“For they all made us afraid, saying, Their hands shall be weakened from the work, that it be not done. Now therefore, O God, strengthen my hands.” – Nehemiah 6:9
“So the wall was finished in the twenty and fifth day of the month Elul, in fifty and two days. And it came to pass, that when all our enemies heard thereof, and all the heathen that were about us saw these things, they were much cast down in their own eyes: for they perceived that this work was wrought of our God.” – Nehemiah 6:15-16
“Be of good courage, and he shall strengthen your heart, all ye that hope in the Lord.” – Psalm 31:24
Richard is an over-sized rubber chicken. My dear sister won him at a carnival game, named him “Richard”, and then lovingly bestowed him on my seven-year old, Joey. Of course, Joey was elated, and my sister gave me the kind of playful smirk that told me she knew just how thrilled I was to have Richard on board. Awkwardly long and just plain ugly, Richard is the cherry on top of the endless pile of clutter that is Joey’s room. And Joey has developed such an affection for him, that Richard will occasionally clutter other rooms, the backseat of my car, and the kitchen table as well.
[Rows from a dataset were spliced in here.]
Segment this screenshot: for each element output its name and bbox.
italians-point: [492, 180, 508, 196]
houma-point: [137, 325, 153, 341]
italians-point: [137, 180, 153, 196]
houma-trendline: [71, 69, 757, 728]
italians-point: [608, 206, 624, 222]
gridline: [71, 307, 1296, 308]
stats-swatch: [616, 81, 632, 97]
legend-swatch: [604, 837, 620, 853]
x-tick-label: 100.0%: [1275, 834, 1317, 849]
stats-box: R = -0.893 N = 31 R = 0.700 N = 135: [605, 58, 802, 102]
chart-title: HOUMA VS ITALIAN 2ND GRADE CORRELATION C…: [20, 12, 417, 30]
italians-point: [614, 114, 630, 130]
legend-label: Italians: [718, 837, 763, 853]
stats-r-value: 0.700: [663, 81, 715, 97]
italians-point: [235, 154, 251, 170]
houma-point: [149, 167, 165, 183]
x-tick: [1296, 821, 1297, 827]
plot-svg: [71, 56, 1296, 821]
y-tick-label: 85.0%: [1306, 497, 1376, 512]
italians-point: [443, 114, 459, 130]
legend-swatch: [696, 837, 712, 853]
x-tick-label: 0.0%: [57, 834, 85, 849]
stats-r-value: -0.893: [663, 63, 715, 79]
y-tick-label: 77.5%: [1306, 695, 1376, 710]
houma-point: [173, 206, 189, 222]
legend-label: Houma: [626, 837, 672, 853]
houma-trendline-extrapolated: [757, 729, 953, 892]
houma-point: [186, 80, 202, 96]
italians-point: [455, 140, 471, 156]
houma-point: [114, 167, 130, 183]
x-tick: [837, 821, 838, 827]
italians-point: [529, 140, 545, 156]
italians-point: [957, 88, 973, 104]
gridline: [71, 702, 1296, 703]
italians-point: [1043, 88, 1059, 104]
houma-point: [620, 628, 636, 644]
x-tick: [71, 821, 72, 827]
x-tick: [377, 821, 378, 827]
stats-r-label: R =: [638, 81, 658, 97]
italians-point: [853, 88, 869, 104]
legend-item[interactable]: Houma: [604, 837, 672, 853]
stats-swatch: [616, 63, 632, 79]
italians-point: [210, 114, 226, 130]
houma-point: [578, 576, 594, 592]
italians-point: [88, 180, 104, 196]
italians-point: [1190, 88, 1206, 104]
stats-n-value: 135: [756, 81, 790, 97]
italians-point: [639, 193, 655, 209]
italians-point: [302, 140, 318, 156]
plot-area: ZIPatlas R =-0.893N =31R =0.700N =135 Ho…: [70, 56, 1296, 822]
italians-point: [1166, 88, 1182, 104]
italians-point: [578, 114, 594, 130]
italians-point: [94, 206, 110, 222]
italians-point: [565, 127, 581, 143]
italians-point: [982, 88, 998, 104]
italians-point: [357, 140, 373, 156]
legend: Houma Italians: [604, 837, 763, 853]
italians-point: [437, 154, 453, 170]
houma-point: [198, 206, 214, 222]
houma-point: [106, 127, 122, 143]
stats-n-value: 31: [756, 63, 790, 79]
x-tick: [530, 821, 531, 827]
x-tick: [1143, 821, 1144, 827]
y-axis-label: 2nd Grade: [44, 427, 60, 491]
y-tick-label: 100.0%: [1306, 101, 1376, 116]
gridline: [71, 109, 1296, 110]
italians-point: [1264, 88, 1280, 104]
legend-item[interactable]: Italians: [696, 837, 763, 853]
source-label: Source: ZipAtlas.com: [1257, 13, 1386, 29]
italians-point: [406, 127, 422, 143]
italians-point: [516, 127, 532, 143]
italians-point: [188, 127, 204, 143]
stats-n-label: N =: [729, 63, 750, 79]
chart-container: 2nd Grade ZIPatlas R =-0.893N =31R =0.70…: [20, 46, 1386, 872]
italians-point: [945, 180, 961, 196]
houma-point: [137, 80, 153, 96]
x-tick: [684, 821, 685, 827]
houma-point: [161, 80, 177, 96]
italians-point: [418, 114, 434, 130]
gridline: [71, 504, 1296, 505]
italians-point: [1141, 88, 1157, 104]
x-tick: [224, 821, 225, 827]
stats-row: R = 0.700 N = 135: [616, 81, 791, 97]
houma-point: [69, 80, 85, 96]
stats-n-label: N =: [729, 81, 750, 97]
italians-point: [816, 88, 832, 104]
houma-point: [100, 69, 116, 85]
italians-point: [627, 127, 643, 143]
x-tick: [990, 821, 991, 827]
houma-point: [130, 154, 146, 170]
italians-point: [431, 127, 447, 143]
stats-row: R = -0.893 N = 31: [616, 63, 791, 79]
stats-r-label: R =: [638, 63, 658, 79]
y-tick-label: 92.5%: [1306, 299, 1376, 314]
My sister is loving every minute of it, and I’ve resigned myself to the fact that Richard isn’t going away anytime soon.
In Nehemiah 4, Jerusalem’s newly-appointed governor is facing violent opposition, and it isn’t going away anytime soon. After a divine appointment with the King of Persia (Nehemiah 2), Nehemiah has returned to the broken-down city of Jerusalem with God-given timber, title, and tenacity. His first mission: to rebuild the wall surrounding Jerusalem. It is a matter of national pride and, more urgently, national security (Nehemiah 2:10, 18-20).
But of course, naysayers abound. The Samaritan governor, Sanballat, and his Ammonite henchman, Tobiah, enjoy seeing Jerusalem vulnerable, defenseless, and beaten down, and they intend to keep it that way (Nehemiah 4:1-3). While Nehemiah sets to work, they try to set him up – over and over again. They rally the Jews’ enemies on every side, threatening to attack the builders (Verses 7-8). They use the Jewish nobles (who they had in their back pocket) to try to destroy the work from the inside (Nehemiah 3:5, 6:17-18). And when the wall nears completion, they attempt to lure Nehemiah away to an ambush point on the outskirts of the city. They even threaten to write slanderous letters to the King of Persia, naming Nehemiah as a traitor (Nehemiah 6:1-8).
Despite their constant bullying, Nehemiah will not be moved (Psalm 18:29, 27, 40:2, 55:22, 121:3). He is standing on God’s promises (I Thessalonians 5:24). God had already turned a king’s heart in his favor (Nehemiah 2, Proverbs 21:1), provided all the materials needed to repair the walls, and protected him all the way from Shushan to Jerusalem. These hope-wreckers never get a foot in the door with Nehemiah, and within 52 days, there’s nothing left to do but install the gates. The wall is completely rebuilt (Nehemiah 6:15-16).
Although Nehemiah seemed outnumbered and the assault was constant, Nehemiah wielded the weapon of prayer to fend off those would-be hope-wreckers. He had prayed his way into this, and he would pray his way through it. As a result, Nehemiah displayed the kind of godly discernment that is only cultivated in a proactive prayer life (Psalm 116:1, Jeremiah 29:11-13, James 1:5, 5:16b). After months of prayer, he knew exactly how and when to petition the king. In Jerusalem, he turned words of fear and discouragement into intelligence and armed the builders (Nehemiah 4:12-13). And when Sanballat and Tobiah repeatedly requested a meeting with him, he knew better than to leave the wall for a face-to-face with these two hope-wreckers (Nehemiah 6:2, 12).
All too aware of the danger all around them, Nehemiah and the builders each worked with a sword at their side (Nehemiah 4:18). And if your hope is under constant attack, I would encourage you to do the same. When hope-wreckers come calling, when they try to beat you down where you stand with words of discouragement, when they try to lure you away from all that God has commanded you to build, when doubt and fear harass you night and day, keep building with your Sword (the Word of God) at your side (Psalm 119:81,114-116,147, 130:5, Joshua 1:8-9).
Stand on the promises. Fight the good fight of faith. And build your house on the Rock. Our God is awesome and able and faithful. Build your hope on nothing less.
If you are waiting on God and praying His promises for your situation, keep going! Don’t let anyone distract you, discourage you, or derail you. God is faithful. Hold on to your hope.